Dass er ohne Zutun zu einem beachtlichen Reichtum gekommen war, wurde in der lokalen Presse ausführlich behandelt und fand sofort Neider. Einige buhlten um eine finanzielle Unterstützung, weil sie sich nicht auf der Sonnenseite des Lebens sahen und solidarische Hilfe anmahnten. Auch wenn Heiner wirtschaftlich gut dastand, andere teilhaben zu lassen, schloss er kategorisch aus. Nach einem kurzen Gespräch mit den Bittstellern unterblieben derartige Anfragen. Zum Erstaunen von Freunden und Kollegen begannen die Verfasser der Bettelbriefe sogar, sich plötzlich für das Gemeinwohl zu engagieren.

Betrüger versuchten gleichermaßen, einen Teil des Vermögens abzuschöpfen, indem sie angeblich lukrative Finanzpapiere zur Sicherung des Geerbten anboten. Auch sie schienen nach den Beratungsterminen geläutert zu sein und gingen schon kurze Zeit später anständigen Berufen nach.
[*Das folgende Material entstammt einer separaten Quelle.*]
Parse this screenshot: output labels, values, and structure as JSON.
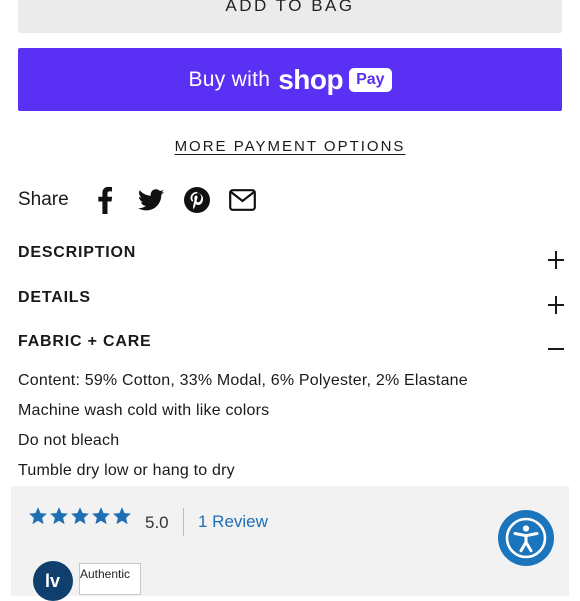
{
  "add_to_bag": {
    "label": "ADD TO BAG"
  },
  "shop_pay": {
    "buy_with": "Buy with",
    "shop": "shop",
    "pay": "Pay",
    "color": "#5a31f4"
  },
  "more_payment_options": "MORE PAYMENT OPTIONS",
  "share": {
    "label": "Share",
    "icons": [
      "facebook-icon",
      "twitter-icon",
      "pinterest-icon",
      "email-icon"
    ]
  },
  "accordion": [
    {
      "title": "DESCRIPTION",
      "state": "collapsed",
      "toggle": "+"
    },
    {
      "title": "DETAILS",
      "state": "collapsed",
      "toggle": "+"
    },
    {
      "title": "FABRIC + CARE",
      "state": "expanded",
      "toggle": "−"
    }
  ],
  "fabric_care": {
    "lines": [
      "Content: 59% Cotton, 33% Modal, 6% Polyester, 2% Elastane",
      "Machine wash cold with like colors",
      "Do not bleach",
      "Tumble dry low or hang to dry"
    ]
  },
  "reviews": {
    "stars_filled": 5,
    "stars_total": 5,
    "rating": "5.0",
    "review_link": "1 Review",
    "star_color": "#1f6fb5",
    "authentic_badge": "Authentic"
  },
  "accessibility": {
    "icon": "accessibility-icon",
    "color": "#1b75bc"
  }
}
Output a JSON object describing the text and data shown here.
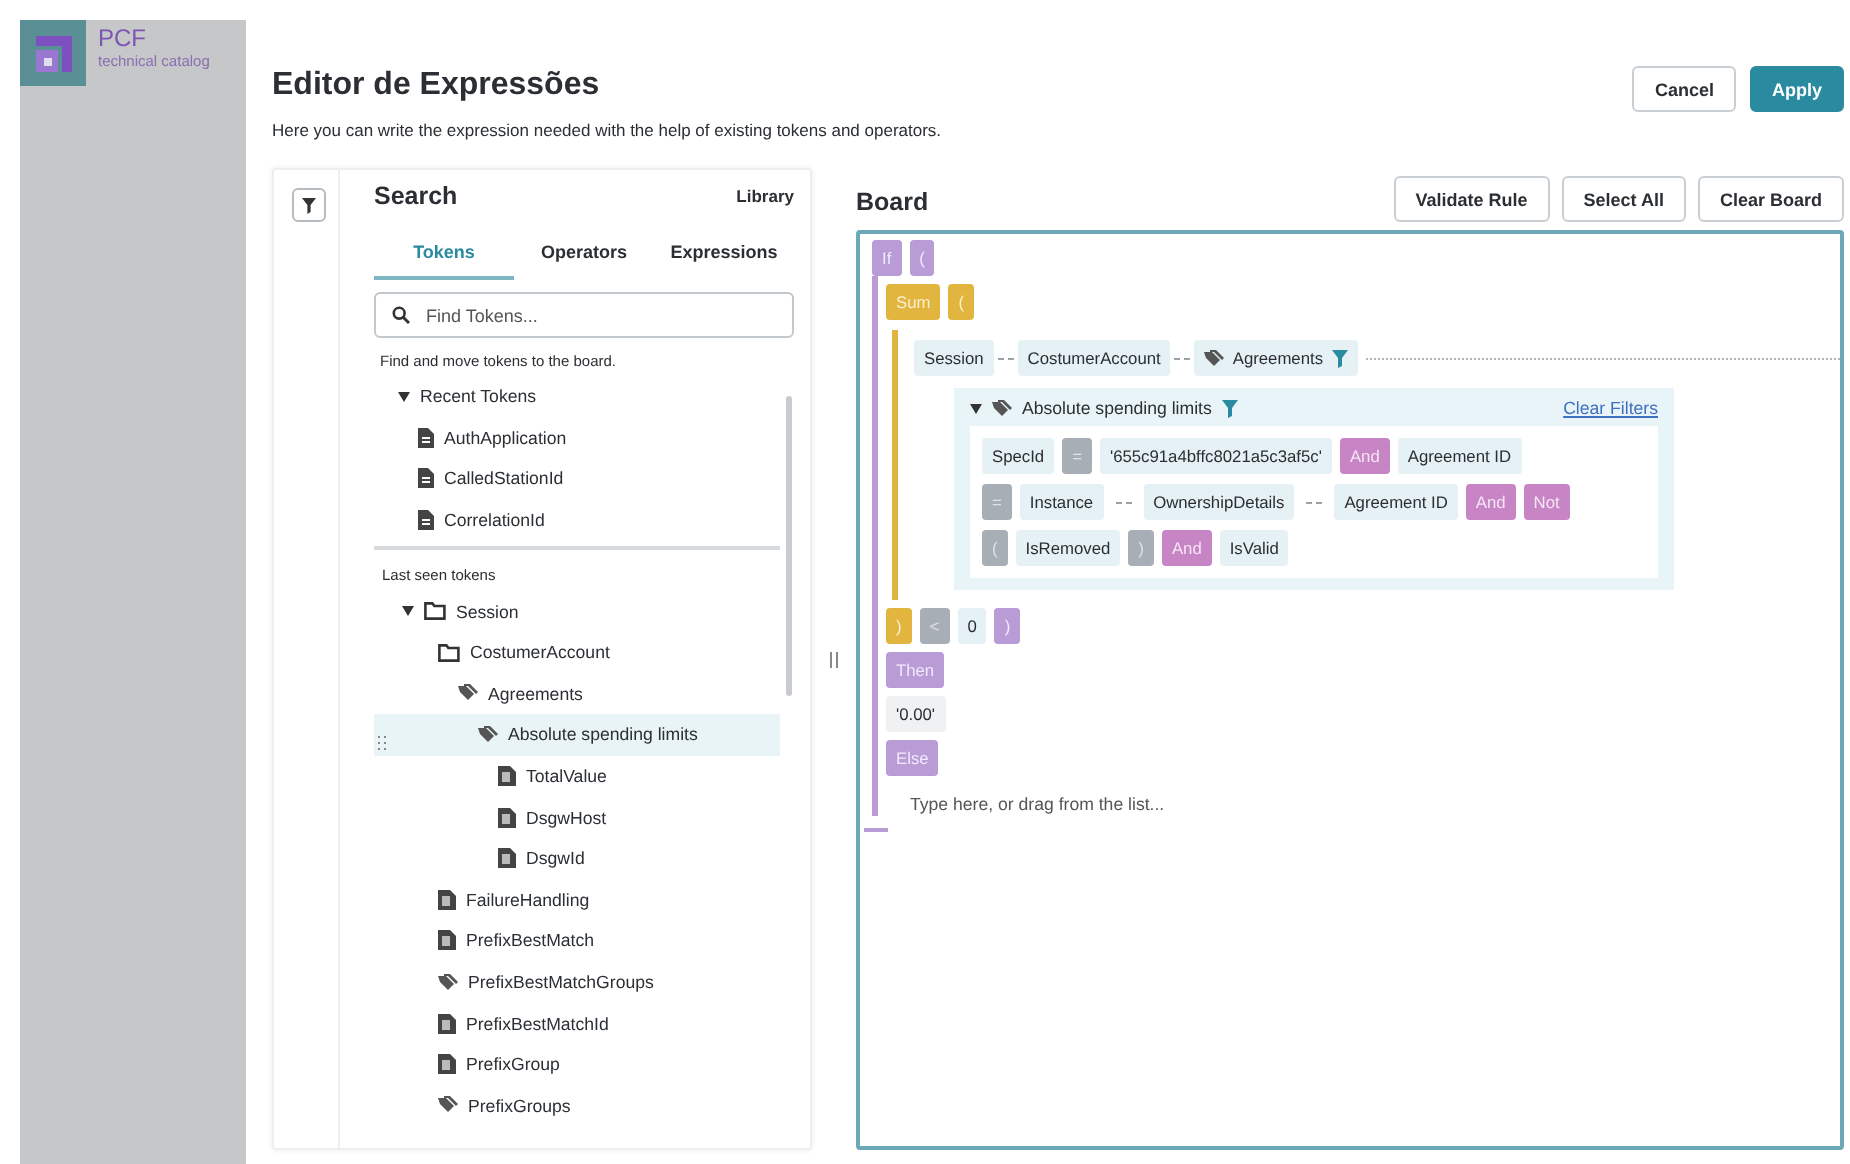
{
  "app": {
    "logo_title": "PCF",
    "logo_subtitle": "technical catalog"
  },
  "header": {
    "title": "Editor de Expressões",
    "subtitle": "Here you can write the expression needed with the help of existing tokens and operators.",
    "buttons": [
      {
        "label": "Cancel",
        "kind": "secondary"
      },
      {
        "label": "Apply",
        "kind": "primary"
      }
    ]
  },
  "search": {
    "title": "Search",
    "library": "Library",
    "tabs": [
      {
        "label": "Tokens",
        "selected": true
      },
      {
        "label": "Operators",
        "selected": false
      },
      {
        "label": "Expressions",
        "selected": false
      }
    ],
    "placeholder": "Find Tokens...",
    "hint": "Find and move tokens to the board.",
    "recent": {
      "label": "Recent Tokens",
      "expanded": true,
      "items": [
        {
          "label": "AuthApplication",
          "kind": "doc",
          "selected": false
        },
        {
          "label": "CalledStationId",
          "kind": "doc",
          "selected": false
        },
        {
          "label": "CorrelationId",
          "kind": "doc",
          "selected": false
        }
      ]
    },
    "last_seen_label": "Last seen tokens",
    "tree": [
      {
        "label": "Session",
        "kind": "folder",
        "expanded": true,
        "selected": false,
        "children": [
          {
            "label": "CostumerAccount",
            "kind": "folder",
            "selected": false,
            "children": [
              {
                "label": "Agreements",
                "kind": "tag",
                "selected": false,
                "children": [
                  {
                    "label": "Absolute spending limits",
                    "kind": "tag",
                    "selected": true,
                    "children": [
                      {
                        "label": "TotalValue",
                        "kind": "field",
                        "selected": false
                      },
                      {
                        "label": "DsgwHost",
                        "kind": "field",
                        "selected": false
                      },
                      {
                        "label": "DsgwId",
                        "kind": "field",
                        "selected": false
                      }
                    ]
                  }
                ]
              }
            ]
          },
          {
            "label": "FailureHandling",
            "kind": "field",
            "selected": false
          },
          {
            "label": "PrefixBestMatch",
            "kind": "field",
            "selected": false
          },
          {
            "label": "PrefixBestMatchGroups",
            "kind": "tag",
            "selected": false
          },
          {
            "label": "PrefixBestMatchId",
            "kind": "field",
            "selected": false
          },
          {
            "label": "PrefixGroup",
            "kind": "field",
            "selected": false
          },
          {
            "label": "PrefixGroups",
            "kind": "tag",
            "selected": false
          }
        ]
      }
    ]
  },
  "board": {
    "title": "Board",
    "buttons": [
      "Validate Rule",
      "Select All",
      "Clear Board"
    ],
    "if": {
      "keyword": "If",
      "open": "(",
      "close": ")",
      "then": "Then",
      "then_value": "'0.00'",
      "else": "Else",
      "else_placeholder": "Type here, or drag from the list..."
    },
    "sum": {
      "keyword": "Sum",
      "open": "(",
      "close": ")"
    },
    "path": [
      {
        "text": "Session",
        "kind": "field"
      },
      {
        "text": "CostumerAccount",
        "kind": "field"
      },
      {
        "text": "Agreements",
        "kind": "tag",
        "filtered": true
      }
    ],
    "filter": {
      "title": "Absolute spending limits",
      "expanded": true,
      "filtered": true,
      "clear": "Clear Filters",
      "rows": [
        {
          "tokens": [
            {
              "text": "SpecId",
              "kind": "field"
            },
            {
              "text": "=",
              "kind": "op"
            },
            {
              "text": "'655c91a4bffc8021a5c3af5c'",
              "kind": "field"
            },
            {
              "text": "And",
              "kind": "logic"
            },
            {
              "text": "Agreement ID",
              "kind": "field"
            }
          ]
        },
        {
          "tokens": [
            {
              "text": "=",
              "kind": "op"
            },
            {
              "text": "Instance",
              "kind": "field"
            },
            {
              "text": "OwnershipDetails",
              "kind": "link"
            },
            {
              "text": "Agreement ID",
              "kind": "link"
            },
            {
              "text": "And",
              "kind": "logic"
            },
            {
              "text": "Not",
              "kind": "logic"
            }
          ]
        },
        {
          "tokens": [
            {
              "text": "(",
              "kind": "op"
            },
            {
              "text": "IsRemoved",
              "kind": "field"
            },
            {
              "text": ")",
              "kind": "op"
            },
            {
              "text": "And",
              "kind": "logic"
            },
            {
              "text": "IsValid",
              "kind": "field"
            }
          ]
        }
      ]
    },
    "comparison": [
      {
        "text": "<",
        "kind": "op"
      },
      {
        "text": "0",
        "kind": "field"
      }
    ]
  }
}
Eine Mutter, deren Ehrgeiz darin bestand die geliebte Tochter lukrativ zu verkuppeln, wurde ebenfalls eines Besseren belehrt. Die attraktive junge Frau, die den lieben langen Tag mit Nichtstun verbringen konnte, erlebte eine ungeahnte Wandlung. Einen Monat genoss Heiner die freizügige Zweisamkeit. Zum Ersten des Folgemonats wünschte er der jungen Frau viel Erfolg in Afrika. Aus einem nicht nachvollziehbaren Grund und zum Entsetzen ihrer ambitionierten Mutter war es der Prinzessin plötzlich wichtig, in Lambarene dem Vorbild Albert Schweitzers zu folgen. Worte konnten Wunder bewirken.
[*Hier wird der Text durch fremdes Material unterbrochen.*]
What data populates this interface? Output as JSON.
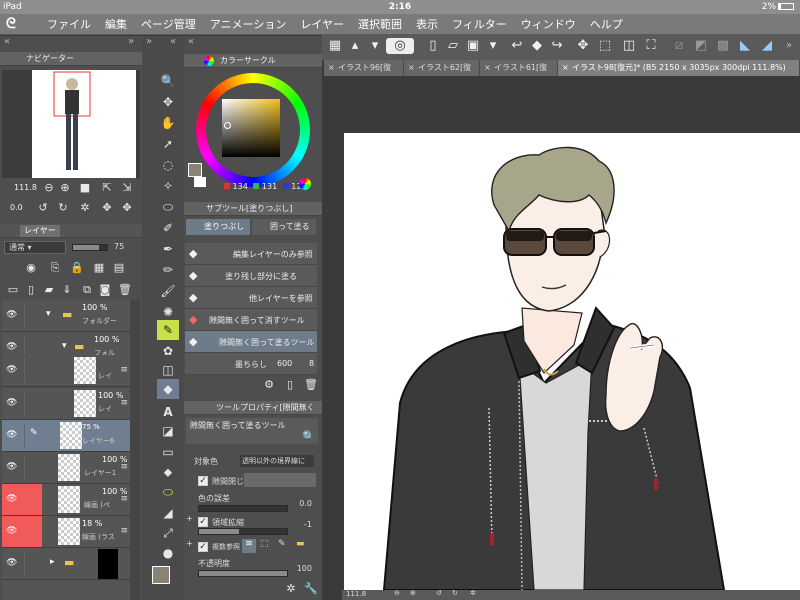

Offensichtlich verfügte Heiner Rogowski über eine Fähigkeit, die, wenn nicht als Magie, so jedoch als Bedrohung wahrgenommen wurde. Alle im Ort waren sich einig: Man musste den Kerl loswerden. Zwei mutige Brüder, die gegen ein angemessenes Entgelt dem ungeliebten Mitbürger auflauern sollten, brachte eine Ambulanz ins Krankenhaus. Nach einem kurzen Gespräch mit ihm waren beide in Streit geraten und hatten sich wie zwei Preisboxer geprügelt, als ginge es um Leben und Tod.

Natürlich entging Heiner die Bemühungen der Gemeinde nicht, ihn loszuwerden. Der halbe Ort hatte sich zusammengetan und Geld für den Überfall gesammelt. Um weitere Versuche künftig zu verhindern, bedurfte es einer Lektion. Es war ein Leichtes für ihn, unter allen Beteiligten ein unbändiges gegenseitiges Begehren auszulösen. Wer mit wem warum fremdging, blieb ungeklärt. Keiner vermochte diese Fragen zu beantworten. Einige Paare versöhnten sich wieder, andere hielten es für überfällig, die Scheidung einzureichen. Niemand kam erneut auf die Idee, Heiner aufzulauern, geschweige denn, ihn zu verjagen. Seine Fähigkeit zur Hypnose, gar der Massenhypnose, sorgte künftig für den nötigen Respekt.

Mit den Jahren nutzte Heiner diese Gabe immer häufiger. Probleme ließen sich durch manipulierte Bewusstseinszustände vortrefflich persönlichen Bedürfnissen anpassen. Hypnose und Geiz ergänzten sich vorzüglich.